The 1 is guaranteed by the constraints. Since we are working mod keys[i], the y*keys[i] term can be ignored. Thus x is practically the k value we are looking for. k is actually the smallest positive integer congruent to x mod keys[i].

PresentationComp
Used as: Division One - Level Three:

Value	900
Submission Rate	57 / 194 (29.38%)
Success Rate	22 / 57 (38.60%)
High Score	Eryx for 752.53 points (13 mins 7 secs)
Average Score	482.74 (for 22 correct submissions)

This problem has many more nuances than you might expect. For those who are familiar with group theory, the set described here closely resembles the 48-element non-abelian group Z₆ semidirect Z₈. Another interesting feature is that the constants 5, 6, and 8 that occur in the problem were not chosen randomly, but picked with care. The following proof will not work if those numbers do not agree.

The method I advocate relies on 2 facts:

1. The returned string will never contain more than 12 characters.
2. Given two strings A and B, equivalence can be determined quickly.

Based on these facts, simply enumerate all possible strings of length 12 or less. Return the best one that is equivalent to the given expression. These facts must now be proven.

The key concept is that any string of x's and y's can be converted into a canonical form where y's occur before x's. To notice this, observe that the rule xy -> yyyyyx shows how to move a y across an x. Continuously applying this rule to the leftmost occurrence of xy, we eventually arrive at a string that has y's before x's. Once in this form, we remove x's 8 at a time, and y's 6 at a time until we can no longer do so. The resulting string is what I call the canonical form. Let c(A) denote the canonical form of expression A. Clearly c(A) will never have more than 12 characters since it can have at most 5 y's and 7 x's.

The problem states that 2 strings A and B are "equivalent" if there is a string C such that A can be reduced to C and B can be reduced to C. Let A~B denote A and B are equivalent. What we will now prove is that A~B if and only if c(A)=c(B).

Proof. First observe that if c(A)=c(B) then A can be reduced to c(A) and B can be reduced to c(A) (converting a string to canonical form constitutes a reduction). Thus A~B. Conversely, we will assume that A~B. This implies there is a string D such that A can be reduced to D and B can be reduced to D. We will show that c(A)=c(D)=c(B). To do this, we will prove that if string G reduces to string H in one step, then c(G)=c(H). This will establish the above triple equality via induction on the number of reduction steps.

There are 3 possible ways to turn G into H:

1. We apply the rule that deletes x's. Thus G has the form pxxxxxxxxq and H is pq, where p and q are strings. If we compare the workings of c(G) and c(H) we see that y's making their way leftward from the right side of the string must cross 8 more x's in G than in H. This begs the question, does crossing 8 x's alter the y?

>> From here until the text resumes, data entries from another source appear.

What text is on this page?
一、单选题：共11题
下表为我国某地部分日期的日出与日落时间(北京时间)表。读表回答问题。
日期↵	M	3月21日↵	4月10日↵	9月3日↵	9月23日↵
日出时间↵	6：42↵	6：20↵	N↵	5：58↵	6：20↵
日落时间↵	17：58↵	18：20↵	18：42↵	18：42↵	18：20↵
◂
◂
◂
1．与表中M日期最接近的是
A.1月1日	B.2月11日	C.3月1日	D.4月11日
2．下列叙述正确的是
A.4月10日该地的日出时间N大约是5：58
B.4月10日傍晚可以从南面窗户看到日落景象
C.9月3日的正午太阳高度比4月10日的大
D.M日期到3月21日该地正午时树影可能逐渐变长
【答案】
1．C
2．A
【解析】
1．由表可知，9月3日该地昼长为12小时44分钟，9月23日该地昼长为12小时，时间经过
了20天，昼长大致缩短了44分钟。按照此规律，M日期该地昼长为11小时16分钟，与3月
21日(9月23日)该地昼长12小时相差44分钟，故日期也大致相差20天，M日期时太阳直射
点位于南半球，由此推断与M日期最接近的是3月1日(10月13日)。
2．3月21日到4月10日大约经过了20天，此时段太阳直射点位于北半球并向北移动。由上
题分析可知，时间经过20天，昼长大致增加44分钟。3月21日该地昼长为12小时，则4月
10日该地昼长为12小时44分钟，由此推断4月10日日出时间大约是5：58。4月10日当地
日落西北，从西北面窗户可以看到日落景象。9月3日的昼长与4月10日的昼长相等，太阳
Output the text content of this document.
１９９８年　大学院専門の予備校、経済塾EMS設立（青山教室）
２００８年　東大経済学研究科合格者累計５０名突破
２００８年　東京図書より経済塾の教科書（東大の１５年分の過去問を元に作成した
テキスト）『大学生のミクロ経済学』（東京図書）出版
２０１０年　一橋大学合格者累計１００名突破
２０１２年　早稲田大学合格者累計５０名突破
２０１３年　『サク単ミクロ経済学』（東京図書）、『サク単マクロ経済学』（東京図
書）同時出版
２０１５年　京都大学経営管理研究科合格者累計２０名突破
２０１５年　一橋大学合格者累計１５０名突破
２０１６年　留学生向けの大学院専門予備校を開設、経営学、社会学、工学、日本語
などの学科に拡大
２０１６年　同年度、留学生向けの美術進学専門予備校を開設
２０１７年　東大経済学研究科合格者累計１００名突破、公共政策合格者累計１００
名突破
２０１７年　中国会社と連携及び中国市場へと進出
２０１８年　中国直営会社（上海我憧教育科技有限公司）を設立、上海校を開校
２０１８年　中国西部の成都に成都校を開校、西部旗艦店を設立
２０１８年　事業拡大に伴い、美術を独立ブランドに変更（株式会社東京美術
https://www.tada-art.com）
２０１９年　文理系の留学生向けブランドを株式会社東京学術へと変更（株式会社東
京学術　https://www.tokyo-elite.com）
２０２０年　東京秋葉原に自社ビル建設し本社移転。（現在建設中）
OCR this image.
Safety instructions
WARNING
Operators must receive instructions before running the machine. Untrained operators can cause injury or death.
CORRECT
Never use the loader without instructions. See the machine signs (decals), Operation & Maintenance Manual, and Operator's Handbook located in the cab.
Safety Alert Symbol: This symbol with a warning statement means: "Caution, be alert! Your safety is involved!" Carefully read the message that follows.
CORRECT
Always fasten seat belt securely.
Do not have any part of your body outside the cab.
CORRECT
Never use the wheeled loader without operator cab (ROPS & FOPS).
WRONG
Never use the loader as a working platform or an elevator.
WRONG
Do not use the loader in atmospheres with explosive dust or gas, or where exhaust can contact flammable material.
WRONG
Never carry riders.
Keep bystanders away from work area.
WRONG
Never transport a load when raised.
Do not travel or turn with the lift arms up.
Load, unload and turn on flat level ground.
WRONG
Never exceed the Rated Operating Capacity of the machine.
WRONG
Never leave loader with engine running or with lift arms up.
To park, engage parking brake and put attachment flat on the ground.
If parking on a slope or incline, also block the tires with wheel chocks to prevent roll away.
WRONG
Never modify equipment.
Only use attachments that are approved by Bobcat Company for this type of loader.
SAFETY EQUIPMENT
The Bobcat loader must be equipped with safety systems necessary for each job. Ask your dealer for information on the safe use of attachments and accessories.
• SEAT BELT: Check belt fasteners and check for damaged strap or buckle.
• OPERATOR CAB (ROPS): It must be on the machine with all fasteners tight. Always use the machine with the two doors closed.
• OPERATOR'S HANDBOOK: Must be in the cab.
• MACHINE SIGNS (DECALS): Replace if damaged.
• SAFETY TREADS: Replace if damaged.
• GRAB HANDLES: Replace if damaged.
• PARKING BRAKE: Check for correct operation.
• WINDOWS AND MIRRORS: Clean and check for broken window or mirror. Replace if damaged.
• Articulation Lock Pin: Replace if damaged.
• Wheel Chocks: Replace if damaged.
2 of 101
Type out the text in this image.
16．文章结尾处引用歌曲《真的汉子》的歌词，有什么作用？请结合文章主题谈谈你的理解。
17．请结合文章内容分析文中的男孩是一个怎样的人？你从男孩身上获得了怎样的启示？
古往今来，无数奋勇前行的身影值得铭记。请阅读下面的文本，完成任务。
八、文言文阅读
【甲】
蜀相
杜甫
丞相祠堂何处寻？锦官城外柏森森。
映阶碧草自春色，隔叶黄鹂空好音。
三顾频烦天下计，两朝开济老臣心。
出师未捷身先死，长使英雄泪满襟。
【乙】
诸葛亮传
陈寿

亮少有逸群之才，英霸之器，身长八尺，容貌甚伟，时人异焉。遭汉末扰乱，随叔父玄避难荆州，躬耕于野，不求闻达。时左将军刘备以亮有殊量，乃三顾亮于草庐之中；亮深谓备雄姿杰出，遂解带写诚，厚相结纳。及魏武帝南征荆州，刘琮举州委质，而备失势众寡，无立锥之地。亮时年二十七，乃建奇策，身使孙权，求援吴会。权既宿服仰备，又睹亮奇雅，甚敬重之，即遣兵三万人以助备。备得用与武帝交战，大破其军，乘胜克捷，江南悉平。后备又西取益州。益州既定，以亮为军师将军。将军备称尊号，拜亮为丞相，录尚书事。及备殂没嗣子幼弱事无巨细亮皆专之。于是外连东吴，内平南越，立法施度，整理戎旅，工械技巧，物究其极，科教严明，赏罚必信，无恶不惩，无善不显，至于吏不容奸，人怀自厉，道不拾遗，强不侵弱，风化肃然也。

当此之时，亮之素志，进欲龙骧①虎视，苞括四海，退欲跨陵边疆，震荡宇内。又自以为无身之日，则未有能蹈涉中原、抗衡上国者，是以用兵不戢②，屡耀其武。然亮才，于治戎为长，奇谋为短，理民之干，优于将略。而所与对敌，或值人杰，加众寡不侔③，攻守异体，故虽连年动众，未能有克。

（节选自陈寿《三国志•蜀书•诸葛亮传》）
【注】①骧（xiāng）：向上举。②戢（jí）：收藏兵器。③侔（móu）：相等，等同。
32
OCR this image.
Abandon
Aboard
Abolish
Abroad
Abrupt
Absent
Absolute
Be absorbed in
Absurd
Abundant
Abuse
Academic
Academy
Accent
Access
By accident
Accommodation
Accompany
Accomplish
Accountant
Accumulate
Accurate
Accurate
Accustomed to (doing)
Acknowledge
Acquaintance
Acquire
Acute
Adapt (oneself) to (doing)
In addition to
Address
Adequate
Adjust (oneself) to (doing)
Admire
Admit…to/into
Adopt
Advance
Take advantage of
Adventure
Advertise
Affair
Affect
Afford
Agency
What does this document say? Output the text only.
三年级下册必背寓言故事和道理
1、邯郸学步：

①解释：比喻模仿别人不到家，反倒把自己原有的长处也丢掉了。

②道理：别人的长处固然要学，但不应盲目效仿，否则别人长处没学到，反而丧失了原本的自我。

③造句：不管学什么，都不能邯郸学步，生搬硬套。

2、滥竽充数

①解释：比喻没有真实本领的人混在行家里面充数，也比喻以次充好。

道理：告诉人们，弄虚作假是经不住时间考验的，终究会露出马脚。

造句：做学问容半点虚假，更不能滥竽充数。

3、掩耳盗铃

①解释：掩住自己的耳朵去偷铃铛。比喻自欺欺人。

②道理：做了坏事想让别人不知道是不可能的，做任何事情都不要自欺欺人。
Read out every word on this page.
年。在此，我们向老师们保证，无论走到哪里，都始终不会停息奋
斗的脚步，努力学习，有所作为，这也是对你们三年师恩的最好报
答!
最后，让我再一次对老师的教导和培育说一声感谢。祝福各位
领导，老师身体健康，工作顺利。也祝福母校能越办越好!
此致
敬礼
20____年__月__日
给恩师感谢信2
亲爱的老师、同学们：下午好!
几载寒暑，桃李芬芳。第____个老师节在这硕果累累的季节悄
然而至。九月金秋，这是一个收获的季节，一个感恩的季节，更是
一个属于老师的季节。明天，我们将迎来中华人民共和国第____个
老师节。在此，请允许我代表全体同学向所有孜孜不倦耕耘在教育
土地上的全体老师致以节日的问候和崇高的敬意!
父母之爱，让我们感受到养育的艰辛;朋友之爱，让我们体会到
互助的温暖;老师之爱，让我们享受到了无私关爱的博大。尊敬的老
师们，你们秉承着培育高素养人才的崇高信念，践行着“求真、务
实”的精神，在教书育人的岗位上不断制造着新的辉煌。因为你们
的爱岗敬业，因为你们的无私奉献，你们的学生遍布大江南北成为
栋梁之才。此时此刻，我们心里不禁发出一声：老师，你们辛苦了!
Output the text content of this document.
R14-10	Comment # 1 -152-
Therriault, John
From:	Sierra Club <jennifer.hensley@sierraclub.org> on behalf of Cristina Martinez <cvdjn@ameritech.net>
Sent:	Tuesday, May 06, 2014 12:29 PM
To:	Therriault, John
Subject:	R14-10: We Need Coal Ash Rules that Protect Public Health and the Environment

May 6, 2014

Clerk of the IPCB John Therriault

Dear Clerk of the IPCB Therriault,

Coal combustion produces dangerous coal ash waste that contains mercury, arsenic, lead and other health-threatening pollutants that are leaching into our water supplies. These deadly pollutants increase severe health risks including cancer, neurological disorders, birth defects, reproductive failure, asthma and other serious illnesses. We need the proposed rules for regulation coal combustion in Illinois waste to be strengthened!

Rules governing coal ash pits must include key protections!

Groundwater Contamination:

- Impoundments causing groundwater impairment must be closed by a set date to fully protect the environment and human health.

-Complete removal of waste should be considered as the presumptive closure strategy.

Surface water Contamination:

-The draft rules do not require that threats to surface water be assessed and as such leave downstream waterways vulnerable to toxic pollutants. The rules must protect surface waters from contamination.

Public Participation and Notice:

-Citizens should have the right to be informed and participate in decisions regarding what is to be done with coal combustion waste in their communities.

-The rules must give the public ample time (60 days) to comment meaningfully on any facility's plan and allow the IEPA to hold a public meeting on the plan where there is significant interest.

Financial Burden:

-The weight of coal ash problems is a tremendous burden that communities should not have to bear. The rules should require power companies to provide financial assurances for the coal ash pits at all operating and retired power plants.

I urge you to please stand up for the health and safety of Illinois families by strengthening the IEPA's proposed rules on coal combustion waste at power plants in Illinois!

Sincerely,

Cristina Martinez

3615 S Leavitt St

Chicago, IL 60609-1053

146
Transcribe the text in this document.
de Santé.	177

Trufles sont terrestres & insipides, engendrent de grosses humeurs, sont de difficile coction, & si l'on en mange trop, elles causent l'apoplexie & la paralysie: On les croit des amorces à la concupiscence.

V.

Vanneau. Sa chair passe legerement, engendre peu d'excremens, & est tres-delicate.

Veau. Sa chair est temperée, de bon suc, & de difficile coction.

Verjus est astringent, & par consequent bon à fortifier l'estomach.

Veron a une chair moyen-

Observe that each time a y crosses an x we get 5 copies of the y. Thus, when a y crosses 8 x's, we get 5⁸ y's. Since 5 is congruent to -1 mod 6, we see that 5⁸ is congruent to 1 mod 6, so in the grand scheme of things, y is unscathed during its journey over the sea of 8 x's. Thus c(G)=c(H).
2. We apply the rule that deletes y's. Thus G has the form pyyyyyyq and H is pq, where p and q are strings. Again comparing how c(G) and c(H) are computed, we can see that once these 6 y's make their way to the left side of the string, their numbers will still be a multiple of 6. More precisely, these 6 y's will contribute 6*5^k y's to the y-count (before the final y removal), where k is the number of x's crossed in p. Since 6*5^k is congruent to 0 mod 6, these y's can be safely deleted. Thus c(G)=c(H).
3. We apply the rule that replaces xy with yyyyyx. Thus G has the form pxyq and H is pyyyyyxq, where p and q are strings. This turns out to be the easiest case since c(G) will make this exact replacement once the occurrence of xy in question becomes leftmost. Thus c(G)=c(H).

The above 3 cases are exhaustive, and thus complete our proof. The reader is invited to replace the third rule with xy -> yyyyx, and observe how the problem changes.